Developer Experience
Improved the local development workflow by rewriting start_dev.sh to properly handle Docker container lifecycle. The previous script would silently fail if the PostgreSQL container was already running from a previous session, leading to "connection refused" errors that wasted 10-15 minutes of debugging time per developer, multiple times per week. The new script checks for existing containers, handles cleanup, and provides clear status messages.
Memory Evaluation Suite: Does the Model Remember?
One of the harder problems in LLM evaluation is measuring context retention. When you give a model a long conversation or a complex document, does it actually use information from the beginning when answering questions at the end? Or does it "forget" earlier context?
The memory evaluation suite provides structured tests for this. It generates conversations with deliberate information planted at various positions (beginning, middle, end), then asks questions that require recalling that information. The scoring tracks not just accuracy, but where in the context window the model starts losing information — which is critical data for the teams training these models.
Code Quality as a Feature
This was also where I implemented the team's first pre-commit workflow using Ruff for linting and formatting, enforced via GitHub Actions. The motivation wasn't just code aesthetics — inconsistent formatting was causing unnecessary merge conflicts across the team. Two developers would change the same file, both would reformat it differently, and the merge conflict had nothing to do with the actual logic.
After rolling out the pre-commit pipeline on this service and proving it reduced merge conflicts, we adopted it across every service in the platform.
The Engineering Pattern
What ties these four services together isn't the domain logic — it's the systematic engineering discipline I applied to each one. Every service I touched got the same treatment:
| Pattern | Why It Matters |
|---|---|
| Structured JSON logging with correlation IDs | One query to trace a request across all services. Reduced mean time to diagnosis from hours to minutes. |
| Pre-commit hooks (Ruff, type checking) | Eliminated formatting merge conflicts. Caught type errors before they hit production. |
| Custom exception hierarchies | Consistent error responses across services. Clients can programmatically handle errors instead of parsing strings. |
| Alembic migrations | Version-controlled schema changes. Zero-downtime deployments with reversible migrations. |
| Security audit per service | Found hardcoded credentials, missing auth checks, and SQL injection vectors before they became incidents. |
Why This Work Matters
It's easy to dismiss "I worked on four more services" as a breadth play. But the reality is that platform engineering requires breadth. The workflow orchestrator doesn't exist without the platform service providing authentication.
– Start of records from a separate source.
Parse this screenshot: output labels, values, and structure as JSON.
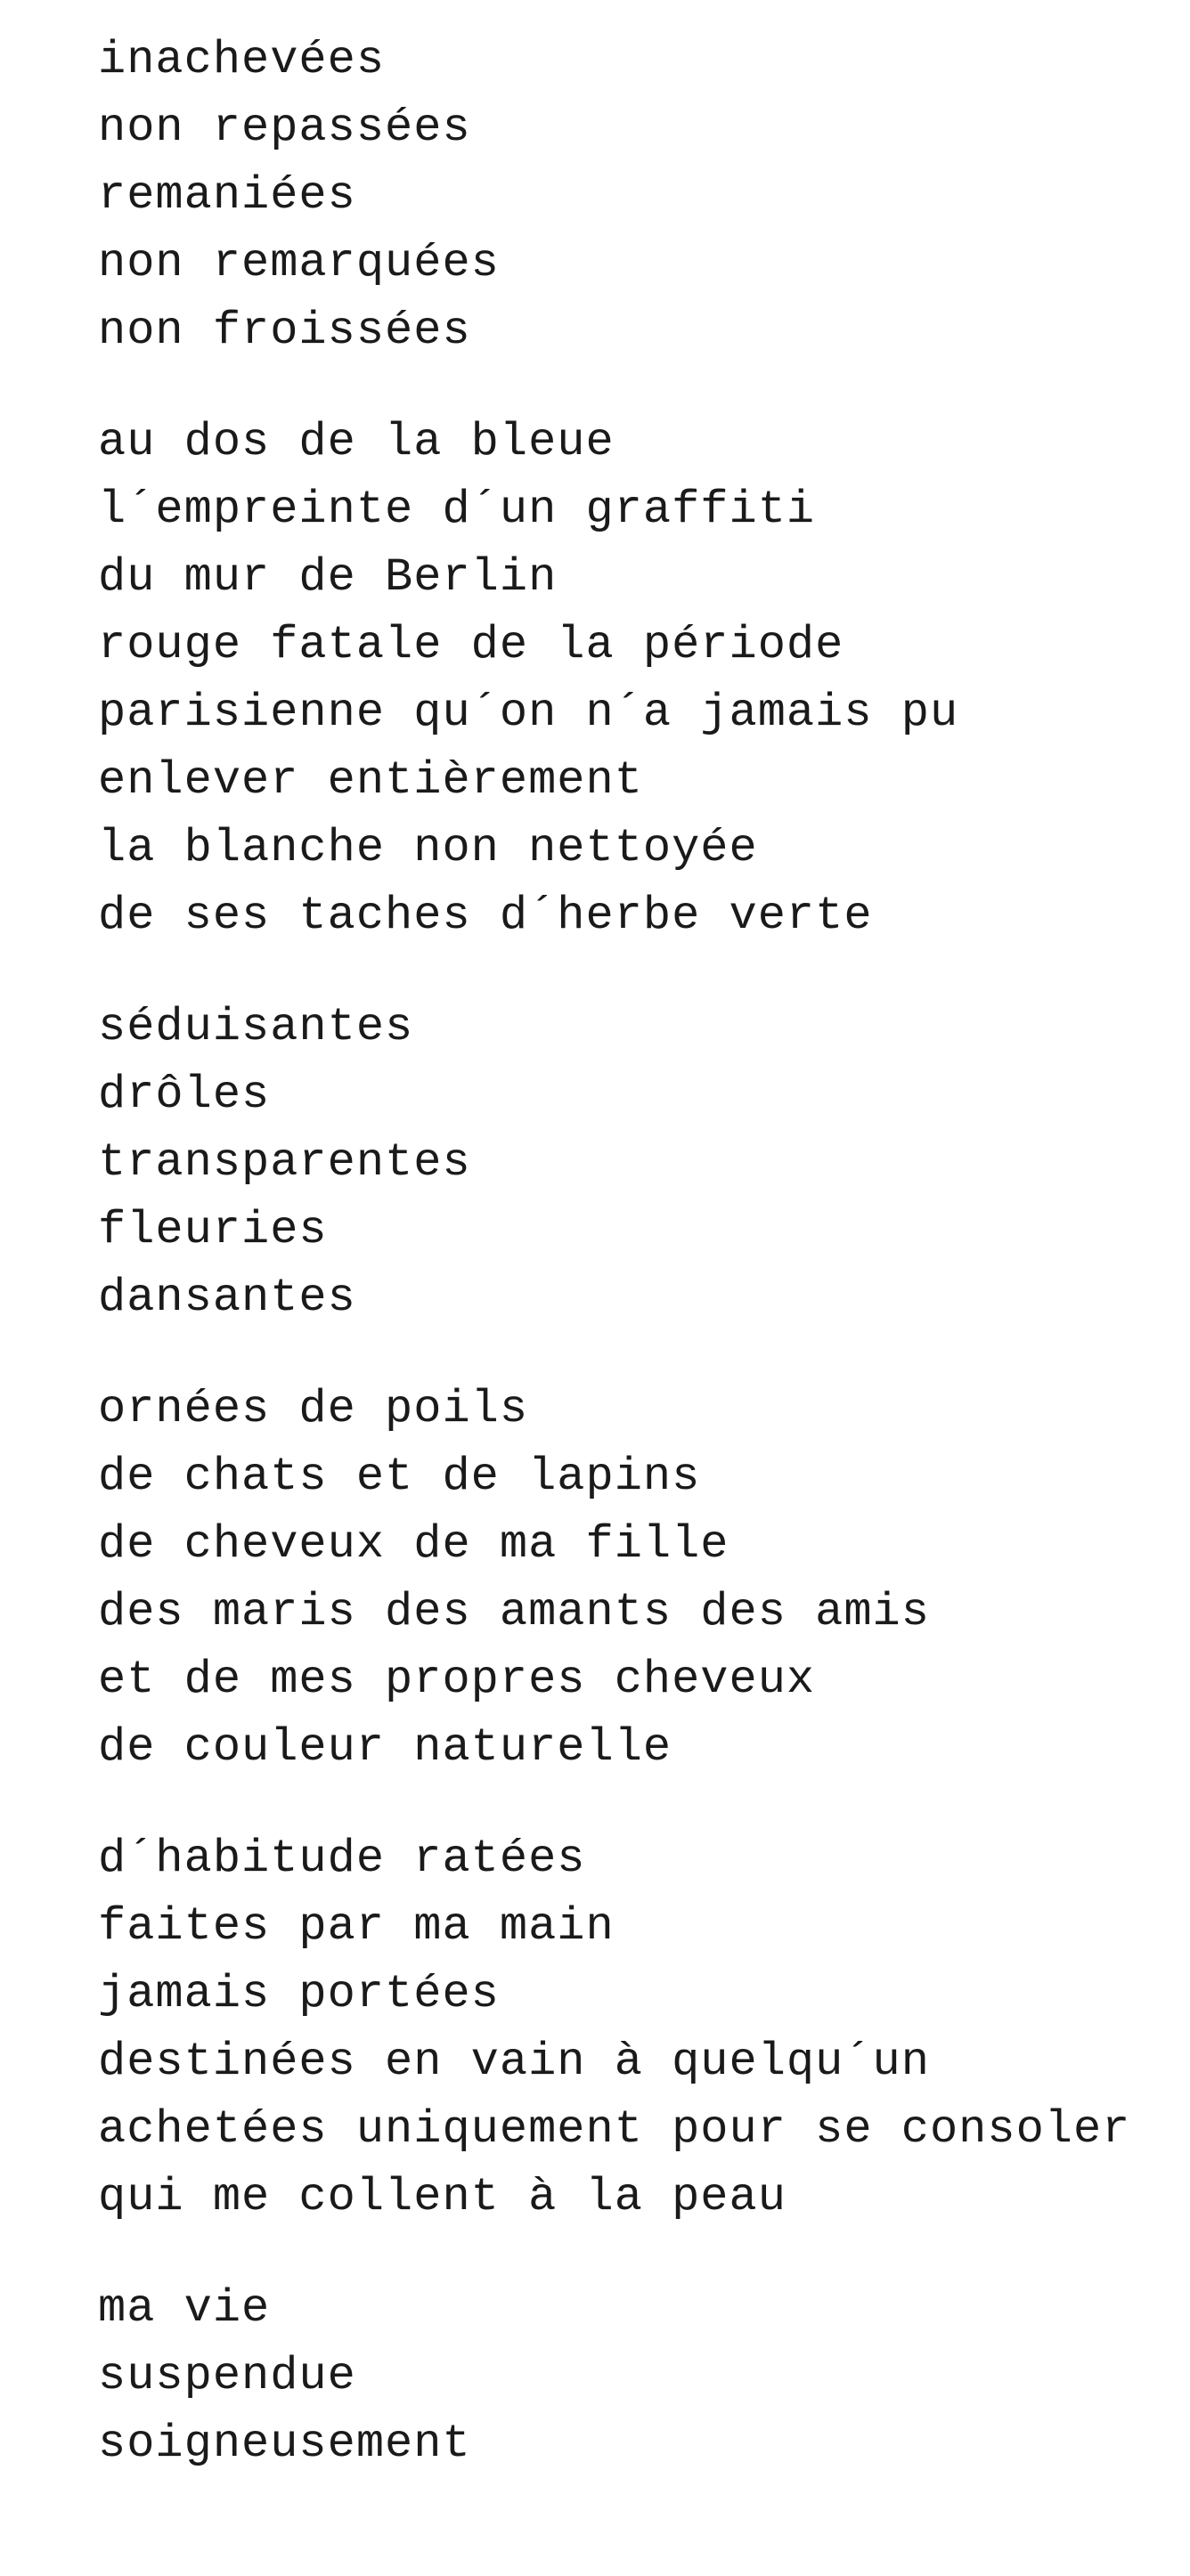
{
  "poem": {
    "stanzas": [
      {
        "lines": [
          "inachevées",
          "non repassées",
          "remaniées",
          "non remarquées",
          "non froissées"
        ]
      },
      {
        "lines": [
          "au dos de la bleue",
          "l´empreinte d´un graffiti",
          "du mur de Berlin",
          "rouge fatale de la période",
          "parisienne qu´on n´a jamais pu",
          "enlever entièrement",
          "la blanche non nettoyée",
          "de ses taches d´herbe verte"
        ]
      },
      {
        "lines": [
          "séduisantes",
          "drôles",
          "transparentes",
          "fleuries",
          "dansantes"
        ]
      },
      {
        "lines": [
          "ornées de poils",
          "de chats et de lapins",
          "de cheveux de ma fille",
          "des maris des amants des amis",
          "et de mes propres cheveux",
          "de couleur naturelle"
        ]
      },
      {
        "lines": [
          "d´habitude ratées",
          "faites par ma main",
          "jamais portées",
          "destinées en vain à quelqu´un",
          "achetées uniquement pour se consoler",
          "qui me collent à la peau"
        ]
      },
      {
        "lines": [
          "ma vie",
          "suspendue",
          "soigneusement"
        ]
      }
    ]
  }
}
The taxonomy engine doesn't work without the workflow orchestrator to route tasks into. The memory evaluation suite's code quality pipeline became the template for every other service.
These aren't four independent projects. They're four layers of a system that only works because someone cared enough to apply the same engineering rigor to the "boring" services that they applied to the "interesting" ones.